Final:    [========][============]

Merge Cost¶

The cost of merging segments A and B is:

cost = error(merged) - error(A) - error(B)

Where error is the sum of squared residuals from the linear fit.

Parameters¶

Parameter	Default	Description
`max_segments`	10	Target number of segments
`initial_segment_size`	5	Starting segment size
`merge_cost_threshold`	None	Stop if cost exceeds this

Complexity¶

Time: O(n² / initial_segment_size) worst case
Space: O(n)

When to Use¶

✅ Know desired segment count
✅ Noisy data
✅ Want consistent granularity
❌ Very long sequences (slow)
❌ Need optimal breakpoints

PELT Detector¶

Type: Offline, exact optimization

How It Works¶

PELT (Pruned Exact Linear Time) finds the optimal segmentation that minimizes:

∑ cost(segment_i) + penalty × (number of segments)

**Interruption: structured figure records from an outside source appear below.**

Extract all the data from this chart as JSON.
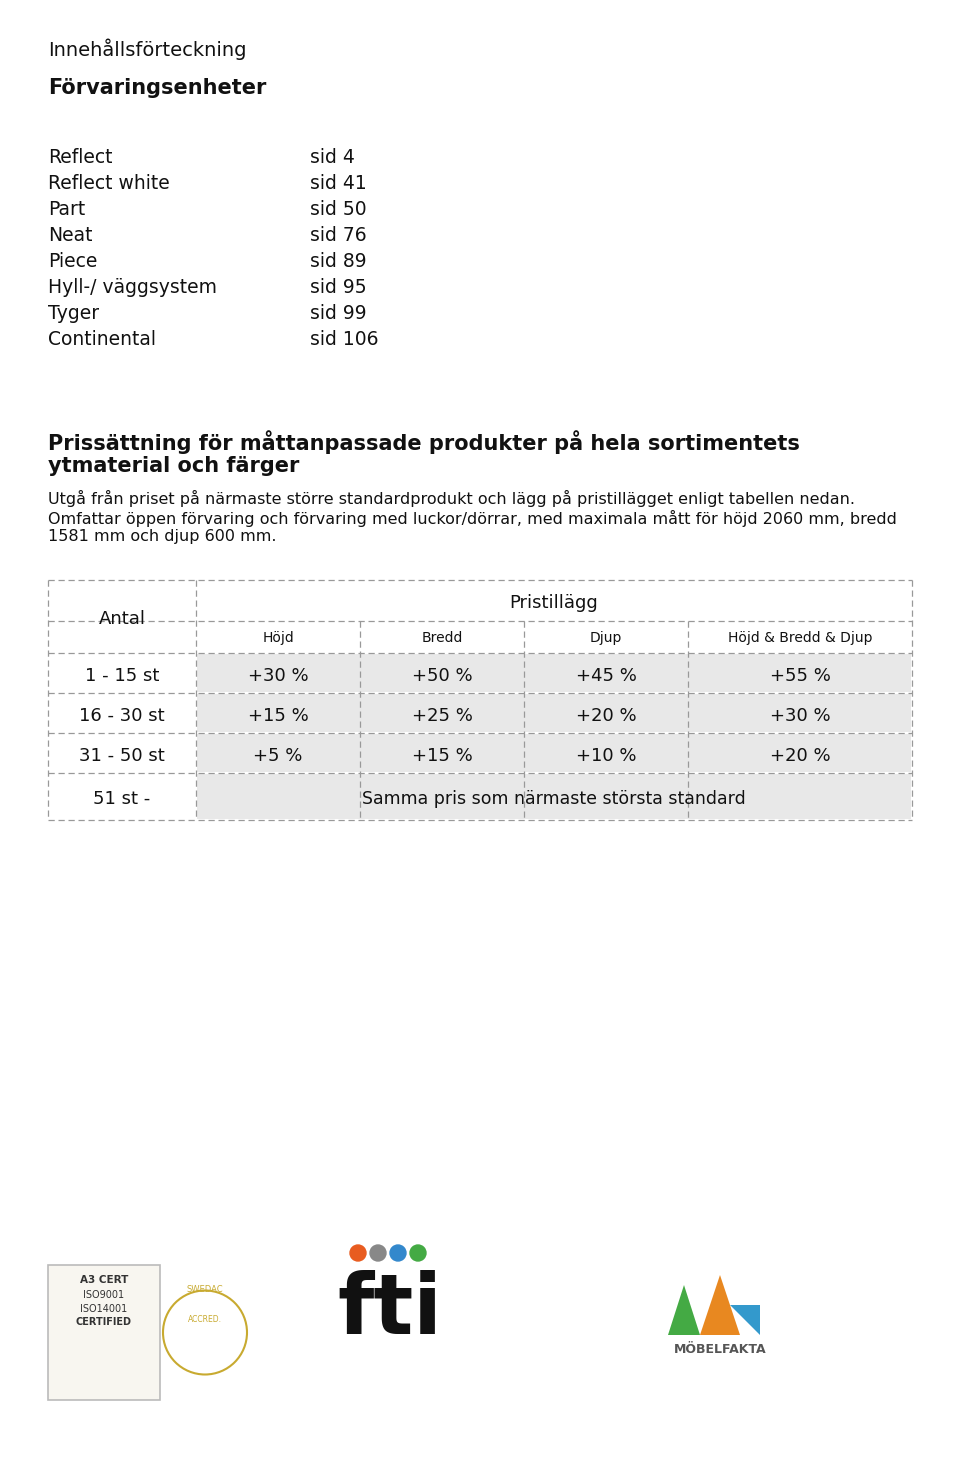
{
  "background_color": "#ffffff",
  "title_toc": "Innehållsförteckning",
  "section_header": "Förvaringsenheter",
  "toc_items": [
    [
      "Reflect",
      "sid 4"
    ],
    [
      "Reflect white",
      "sid 41"
    ],
    [
      "Part",
      "sid 50"
    ],
    [
      "Neat",
      "sid 76"
    ],
    [
      "Piece",
      "sid 89"
    ],
    [
      "Hyll-/ väggsystem",
      "sid 95"
    ],
    [
      "Tyger",
      "sid 99"
    ],
    [
      "Continental",
      "sid 106"
    ]
  ],
  "price_title_line1": "Prissättning för måttanpassade produkter på hela sortimentets",
  "price_title_line2": "ytmaterial och färger",
  "price_body1": "Utgå från priset på närmaste större standardprodukt och lägg på pristillägget enligt tabellen nedan.",
  "price_body2_line1": "Omfattar öppen förvaring och förvaring med luckor/dörrar, med maximala mått för höjd 2060 mm, bredd",
  "price_body2_line2": "1581 mm och djup 600 mm.",
  "table_header_col1": "Antal",
  "table_header_group": "Pristillägg",
  "table_subheaders": [
    "Höjd",
    "Bredd",
    "Djup",
    "Höjd & Bredd & Djup"
  ],
  "table_rows": [
    [
      "1 - 15 st",
      "+30 %",
      "+50 %",
      "+45 %",
      "+55 %"
    ],
    [
      "16 - 30 st",
      "+15 %",
      "+25 %",
      "+20 %",
      "+30 %"
    ],
    [
      "31 - 50 st",
      "+5 %",
      "+15 %",
      "+10 %",
      "+20 %"
    ],
    [
      "51 st -",
      "Samma pris som närmaste största standard",
      "",
      "",
      ""
    ]
  ],
  "shade_color": "#e8e8e8",
  "line_color": "#999999",
  "text_color": "#111111"
}
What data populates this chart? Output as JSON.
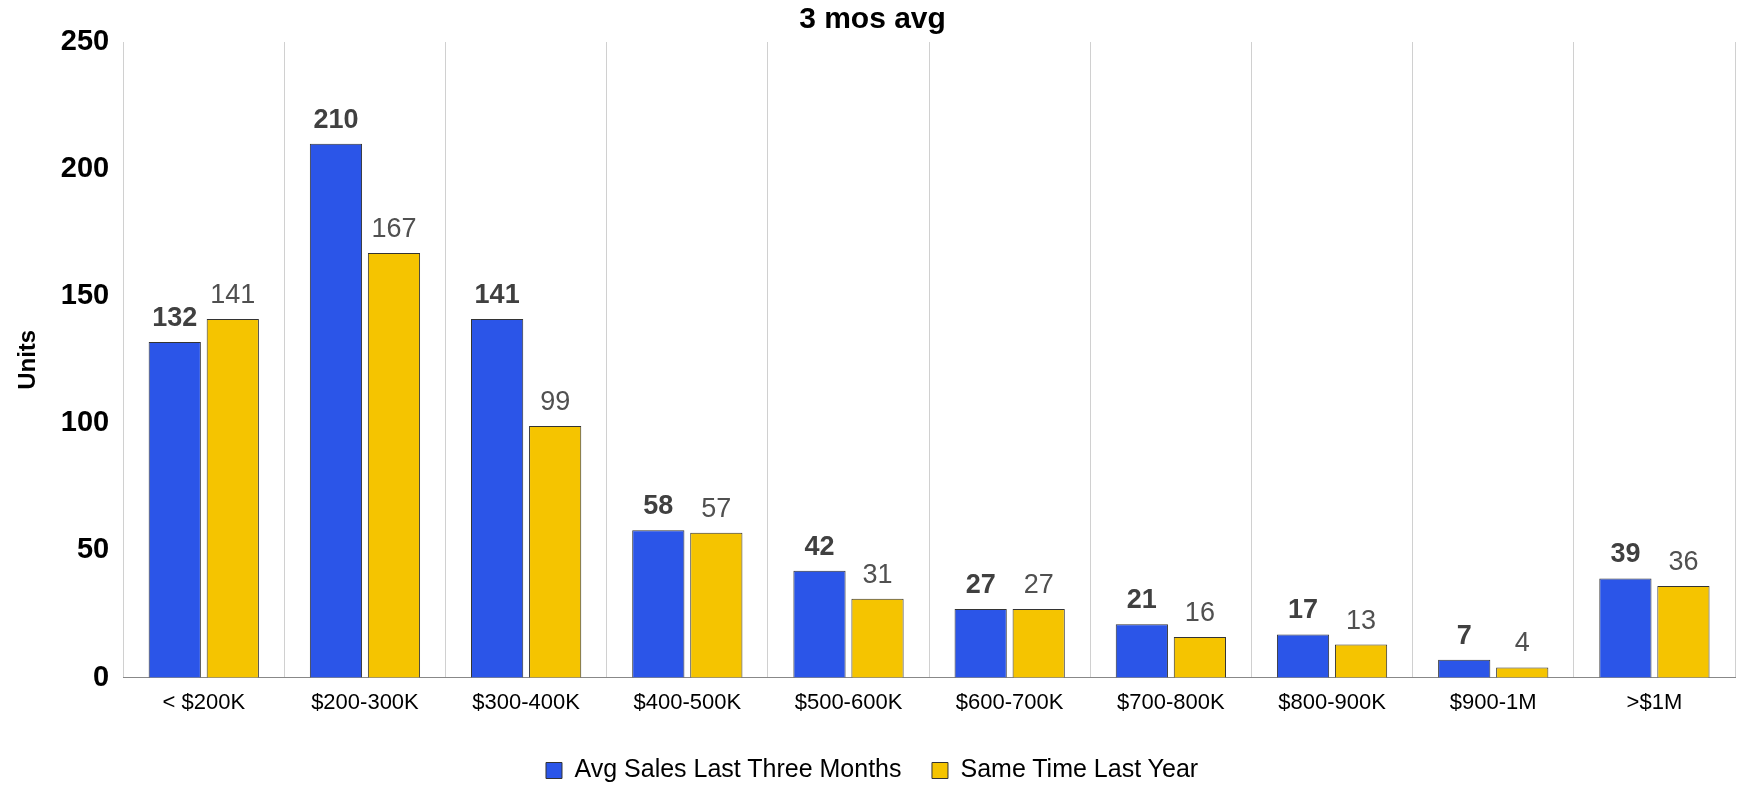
{
  "chart_data": {
    "type": "bar",
    "title": "3 mos avg",
    "ylabel": "Units",
    "categories": [
      "< $200K",
      "$200-300K",
      "$300-400K",
      "$400-500K",
      "$500-600K",
      "$600-700K",
      "$700-800K",
      "$800-900K",
      "$900-1M",
      ">$1M"
    ],
    "series": [
      {
        "name": "Avg Sales Last Three Months",
        "color": "#2b55e8",
        "values": [
          132,
          210,
          141,
          58,
          42,
          27,
          21,
          17,
          7,
          39
        ]
      },
      {
        "name": "Same Time Last Year",
        "color": "#f5c400",
        "values": [
          141,
          167,
          99,
          57,
          31,
          27,
          16,
          13,
          4,
          36
        ]
      }
    ],
    "ylim": [
      0,
      250
    ],
    "yticks": [
      0,
      50,
      100,
      150,
      200,
      250
    ],
    "grid": "x",
    "legend": "bottom",
    "data_labels": true
  }
}
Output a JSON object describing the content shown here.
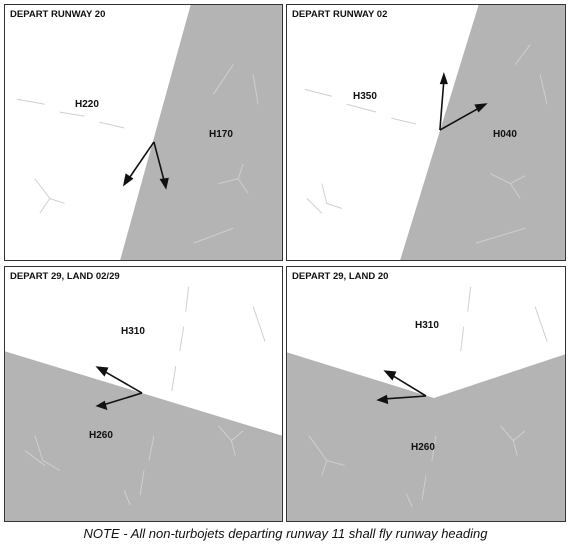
{
  "panels": [
    {
      "title": "DEPART RUNWAY 20",
      "headings": [
        "H220",
        "H170"
      ]
    },
    {
      "title": "DEPART RUNWAY 02",
      "headings": [
        "H350",
        "H040"
      ]
    },
    {
      "title": "DEPART 29, LAND 02/29",
      "headings": [
        "H310",
        "H260"
      ]
    },
    {
      "title": "DEPART 29, LAND 20",
      "headings": [
        "H310",
        "H260"
      ]
    }
  ],
  "note": "NOTE - All non-turbojets departing runway 11 shall fly runway heading",
  "colors": {
    "shade": "#b4b4b4",
    "arrow": "#111111",
    "border": "#333333"
  }
}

Key insight: It prunes candidate change points that can never be optimal, achieving O(n) average complexity.

Cost Models¶

Model	Detects	Formula
`l2`	Mean shifts	Sum of squared deviations from mean
`l1`	Median shifts	Sum of absolute deviations
`rbf`	Distribution changes	Kernel-based
`linear`	Slope changes	Linear regression error

Parameters¶

Parameter	Default	Description
`penalty`	Auto	Higher = fewer segments
`model`	"l2"	Cost model
`min_size`	2	Minimum segment length

Complexity¶

Time: O(n) average, O(n²) worst case
Space: O(n)

When to Use¶

✅ Need optimal segmentation
✅ Large datasets
✅ Academic/research applications
❌ Need fine-grained control
❌ Avoid external dependencies

Comparison¶

Accuracy vs Speed¶

Accuracy      PELT (optimal)
    ▲           │
    │           │
    │       Bottom-Up
    │           │
    │   Sliding Window
    │           │
    └───────────┴──────────► Speed
              Fast

By Data Characteristics¶

Data Type	Recommended
Clean, trends	`sliding_window`
Noisy	`bottom_up` or `pelt`
Level shifts	`pelt` with `model="l2"`
Trend changes	`sliding_window` or `pelt` with `model="linear"`
Very long	`pelt` (O(n))

Quality Metrics¶

Compare algorithms using:

seg.calc_area_outside_trend()  # Fitting error (lower = better)
len(seg.segments)              # Segment count

Balance both - more segments always gives lower error but may overfit.